Latest state budget projections indicate at least a $64 million deficit for the current fiscal year—after a record-high tax increase–and a combined $2 billion gap for the next two fiscal years.
Meanwhile, Connecticut’s economy continues to be stalled, with the state’s unemployment rate (8.6%) higher than the national rate (7.8%) and more people leaving the workforce each month.
The report says that state deficits, and the economic doldrums, are related—and fixable.
“It’s time to adopt the comprehensive policy changes needed to control spending, develop fiscal discipline, and make government more efficient,” says CBIA president and CEO John Rathgeber. “That’s the most viable economic development strategy we have as a state.”

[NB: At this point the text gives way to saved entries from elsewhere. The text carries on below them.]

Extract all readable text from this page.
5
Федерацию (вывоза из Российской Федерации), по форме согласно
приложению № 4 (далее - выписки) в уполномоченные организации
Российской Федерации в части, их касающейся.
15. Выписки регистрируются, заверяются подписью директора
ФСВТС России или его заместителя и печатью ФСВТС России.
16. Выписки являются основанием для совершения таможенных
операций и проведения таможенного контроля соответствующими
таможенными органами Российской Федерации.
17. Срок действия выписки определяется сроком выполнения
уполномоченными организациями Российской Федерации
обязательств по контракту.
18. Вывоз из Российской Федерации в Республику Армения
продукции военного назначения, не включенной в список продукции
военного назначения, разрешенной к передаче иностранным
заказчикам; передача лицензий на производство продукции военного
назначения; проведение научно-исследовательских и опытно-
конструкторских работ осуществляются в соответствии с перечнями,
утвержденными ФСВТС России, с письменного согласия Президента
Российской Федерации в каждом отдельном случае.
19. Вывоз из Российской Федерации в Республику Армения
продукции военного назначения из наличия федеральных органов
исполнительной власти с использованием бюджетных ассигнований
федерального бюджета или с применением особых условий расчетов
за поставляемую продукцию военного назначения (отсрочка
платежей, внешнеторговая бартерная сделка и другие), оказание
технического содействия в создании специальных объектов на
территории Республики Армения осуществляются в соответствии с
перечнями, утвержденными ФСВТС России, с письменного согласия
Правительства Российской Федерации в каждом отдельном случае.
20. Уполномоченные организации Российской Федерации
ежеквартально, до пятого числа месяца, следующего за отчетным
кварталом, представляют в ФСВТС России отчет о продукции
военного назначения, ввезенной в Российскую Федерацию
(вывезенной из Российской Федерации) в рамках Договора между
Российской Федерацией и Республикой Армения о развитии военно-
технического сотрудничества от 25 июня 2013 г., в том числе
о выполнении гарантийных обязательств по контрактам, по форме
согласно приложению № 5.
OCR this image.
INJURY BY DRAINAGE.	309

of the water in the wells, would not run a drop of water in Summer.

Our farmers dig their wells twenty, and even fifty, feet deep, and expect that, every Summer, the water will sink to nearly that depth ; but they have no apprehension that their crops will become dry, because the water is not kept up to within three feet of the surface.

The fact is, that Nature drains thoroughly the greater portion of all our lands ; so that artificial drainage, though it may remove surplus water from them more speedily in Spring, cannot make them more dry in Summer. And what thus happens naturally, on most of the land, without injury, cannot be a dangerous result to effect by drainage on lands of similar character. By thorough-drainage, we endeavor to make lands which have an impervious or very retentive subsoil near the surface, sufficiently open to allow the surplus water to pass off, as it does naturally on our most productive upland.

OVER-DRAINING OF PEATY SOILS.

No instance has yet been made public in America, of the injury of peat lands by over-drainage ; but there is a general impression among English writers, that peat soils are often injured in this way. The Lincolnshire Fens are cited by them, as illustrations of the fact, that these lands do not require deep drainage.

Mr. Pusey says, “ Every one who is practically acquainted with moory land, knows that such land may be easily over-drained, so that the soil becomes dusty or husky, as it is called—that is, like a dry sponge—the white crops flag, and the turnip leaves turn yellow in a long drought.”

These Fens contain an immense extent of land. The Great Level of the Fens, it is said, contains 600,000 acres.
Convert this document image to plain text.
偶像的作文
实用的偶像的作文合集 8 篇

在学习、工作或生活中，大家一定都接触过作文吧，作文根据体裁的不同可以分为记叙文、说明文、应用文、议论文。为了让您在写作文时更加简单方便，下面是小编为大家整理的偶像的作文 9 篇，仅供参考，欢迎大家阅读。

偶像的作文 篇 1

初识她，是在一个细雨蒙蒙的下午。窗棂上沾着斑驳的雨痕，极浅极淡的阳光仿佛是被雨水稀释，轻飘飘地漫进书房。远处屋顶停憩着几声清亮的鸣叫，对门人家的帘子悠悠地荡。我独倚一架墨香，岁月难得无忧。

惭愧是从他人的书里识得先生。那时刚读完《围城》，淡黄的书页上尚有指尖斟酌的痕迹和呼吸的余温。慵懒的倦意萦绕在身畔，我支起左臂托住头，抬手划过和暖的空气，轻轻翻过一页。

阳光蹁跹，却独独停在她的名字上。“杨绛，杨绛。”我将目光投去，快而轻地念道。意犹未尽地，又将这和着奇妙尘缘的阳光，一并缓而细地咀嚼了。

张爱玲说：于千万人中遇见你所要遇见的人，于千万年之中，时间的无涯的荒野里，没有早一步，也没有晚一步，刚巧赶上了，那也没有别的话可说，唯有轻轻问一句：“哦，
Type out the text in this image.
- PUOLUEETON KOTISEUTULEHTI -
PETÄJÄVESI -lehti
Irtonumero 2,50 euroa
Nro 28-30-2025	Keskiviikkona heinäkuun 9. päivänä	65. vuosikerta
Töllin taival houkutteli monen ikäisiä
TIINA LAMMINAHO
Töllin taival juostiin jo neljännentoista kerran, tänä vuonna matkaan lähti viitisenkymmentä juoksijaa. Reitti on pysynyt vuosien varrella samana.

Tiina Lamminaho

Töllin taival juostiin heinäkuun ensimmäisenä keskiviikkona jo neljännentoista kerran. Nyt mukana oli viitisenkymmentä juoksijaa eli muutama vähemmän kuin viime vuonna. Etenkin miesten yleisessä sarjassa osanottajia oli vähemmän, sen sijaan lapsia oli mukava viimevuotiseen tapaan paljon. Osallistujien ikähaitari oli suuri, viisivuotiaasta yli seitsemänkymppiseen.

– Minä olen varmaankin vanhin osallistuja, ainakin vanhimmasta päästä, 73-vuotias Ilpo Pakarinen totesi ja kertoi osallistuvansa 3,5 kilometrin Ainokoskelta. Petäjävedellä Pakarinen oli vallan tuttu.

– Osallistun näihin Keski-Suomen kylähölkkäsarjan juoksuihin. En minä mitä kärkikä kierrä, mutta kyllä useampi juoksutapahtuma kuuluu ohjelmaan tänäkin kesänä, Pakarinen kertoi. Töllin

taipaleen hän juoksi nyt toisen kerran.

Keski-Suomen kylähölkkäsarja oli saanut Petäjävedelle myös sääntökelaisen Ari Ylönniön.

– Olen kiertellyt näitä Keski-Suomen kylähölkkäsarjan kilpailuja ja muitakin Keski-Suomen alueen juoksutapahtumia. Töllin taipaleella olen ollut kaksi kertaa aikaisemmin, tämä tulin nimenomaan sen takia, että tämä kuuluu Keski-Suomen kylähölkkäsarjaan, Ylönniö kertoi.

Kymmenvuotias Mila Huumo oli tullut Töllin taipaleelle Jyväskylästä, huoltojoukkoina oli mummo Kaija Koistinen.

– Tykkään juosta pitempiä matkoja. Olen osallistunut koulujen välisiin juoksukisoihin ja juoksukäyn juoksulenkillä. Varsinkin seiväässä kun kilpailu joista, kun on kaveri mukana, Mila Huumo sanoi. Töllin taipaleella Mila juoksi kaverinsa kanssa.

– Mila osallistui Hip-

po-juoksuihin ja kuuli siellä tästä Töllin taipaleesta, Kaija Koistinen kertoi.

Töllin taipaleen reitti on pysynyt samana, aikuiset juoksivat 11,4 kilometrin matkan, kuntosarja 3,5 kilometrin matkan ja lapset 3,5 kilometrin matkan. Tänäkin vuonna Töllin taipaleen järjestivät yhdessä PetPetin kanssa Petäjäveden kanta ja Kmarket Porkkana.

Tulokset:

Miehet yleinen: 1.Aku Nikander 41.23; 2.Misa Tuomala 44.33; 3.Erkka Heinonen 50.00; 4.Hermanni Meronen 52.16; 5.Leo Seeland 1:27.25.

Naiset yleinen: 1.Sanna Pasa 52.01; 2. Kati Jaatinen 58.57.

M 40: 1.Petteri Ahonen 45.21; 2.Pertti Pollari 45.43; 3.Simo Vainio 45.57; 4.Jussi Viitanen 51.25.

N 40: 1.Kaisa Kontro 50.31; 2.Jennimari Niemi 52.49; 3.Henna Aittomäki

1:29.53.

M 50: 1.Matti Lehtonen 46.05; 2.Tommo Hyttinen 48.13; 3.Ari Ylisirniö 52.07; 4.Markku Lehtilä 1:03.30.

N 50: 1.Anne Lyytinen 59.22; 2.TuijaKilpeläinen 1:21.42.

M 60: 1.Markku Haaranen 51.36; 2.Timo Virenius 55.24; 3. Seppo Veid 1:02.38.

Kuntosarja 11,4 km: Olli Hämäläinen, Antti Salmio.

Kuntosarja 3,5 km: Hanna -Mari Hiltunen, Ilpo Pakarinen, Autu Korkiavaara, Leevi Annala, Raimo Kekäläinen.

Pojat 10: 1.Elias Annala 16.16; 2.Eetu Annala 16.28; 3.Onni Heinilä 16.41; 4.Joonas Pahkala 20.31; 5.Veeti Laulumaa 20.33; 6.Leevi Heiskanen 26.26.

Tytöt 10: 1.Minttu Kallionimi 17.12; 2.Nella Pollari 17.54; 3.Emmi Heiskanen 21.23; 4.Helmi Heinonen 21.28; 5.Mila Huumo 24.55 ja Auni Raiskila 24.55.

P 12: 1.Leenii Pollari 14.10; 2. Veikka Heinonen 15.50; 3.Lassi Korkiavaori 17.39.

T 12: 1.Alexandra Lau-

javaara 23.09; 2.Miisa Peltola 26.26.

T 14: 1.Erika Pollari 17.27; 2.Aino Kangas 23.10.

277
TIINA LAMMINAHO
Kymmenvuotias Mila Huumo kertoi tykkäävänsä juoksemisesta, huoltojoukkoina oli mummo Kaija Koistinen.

In early February, Gov. Malloy will present his two-year budget proposal to the General Assembly, and lawmakers will vote o
n a new state budget later in this session, which adjourns on June 5.
Spending Jump
Since 1992, state government spending has jumped 153% to more than $20 billion this fiscal year, far outpacing population growth, inflation, and median household income.
Also over the past 20 years, state employee retiree health benefits jumped 981%, while pension costs climbed 583%. Costs for servicing state borrowing increased 204%, Medicaid spending rose 180%, and corrections spending was up 178%.
The report outlines a series of reforms, including those developed by the Connecticut Institute for the 21st Century and others adopted as best practices in a number of states, across five key areas:
- Continue to streamline state government: Adopt lean techniques and other efficiency strategies government-wide, use performance-based budgeting in all state agencies and programs, upgrade the state’s information technology system, and modify union rules to allow redeployment of employees based on priorities.
- Rebalance long-term healthcare: Provide home-based care when appropriate, shift more Medicaid recipients to high-quality community-based programs, expand the use of nonprofit agencies for services, and increase the state’s fraud prevention and control units.
- Reform the corrections system: Expand nonprofit programs, reform corrections officer job classifications and work rules, implement Connecticut Sentencing Commission recidivism reduction recommendations, overhaul medical retirement benefits, and engage the business community in re-entry programs.
- Modify state employee retiree benefits: Cap annual pension payouts at $100,000, eliminate the use of overtime in calculating pensions, increase medical co-pays for future retirees, raise the retirement age from 62 to 65, and eliminate post-retirement medical coverage for new employees while switching them to 401(k)-style retirement plans.
- Expand use of quality nonprofit agencies: Require state agencies to use results-based accountability for assessing existing programs and services, streamline current contracting procedures and cut red tape, and allow health and human services clients to more readily access community or home-based care.
Other states have successfully implemented a number of the recommendations contained in the report, resulting in billions of dollars in savings and greater accountability to taxpayers.
Making tough decisions now on the state’s fiscal challenges can help renew business confidence in Connecticut and give employers the confidence to increase investments in the state, create jobs, and expand operations here.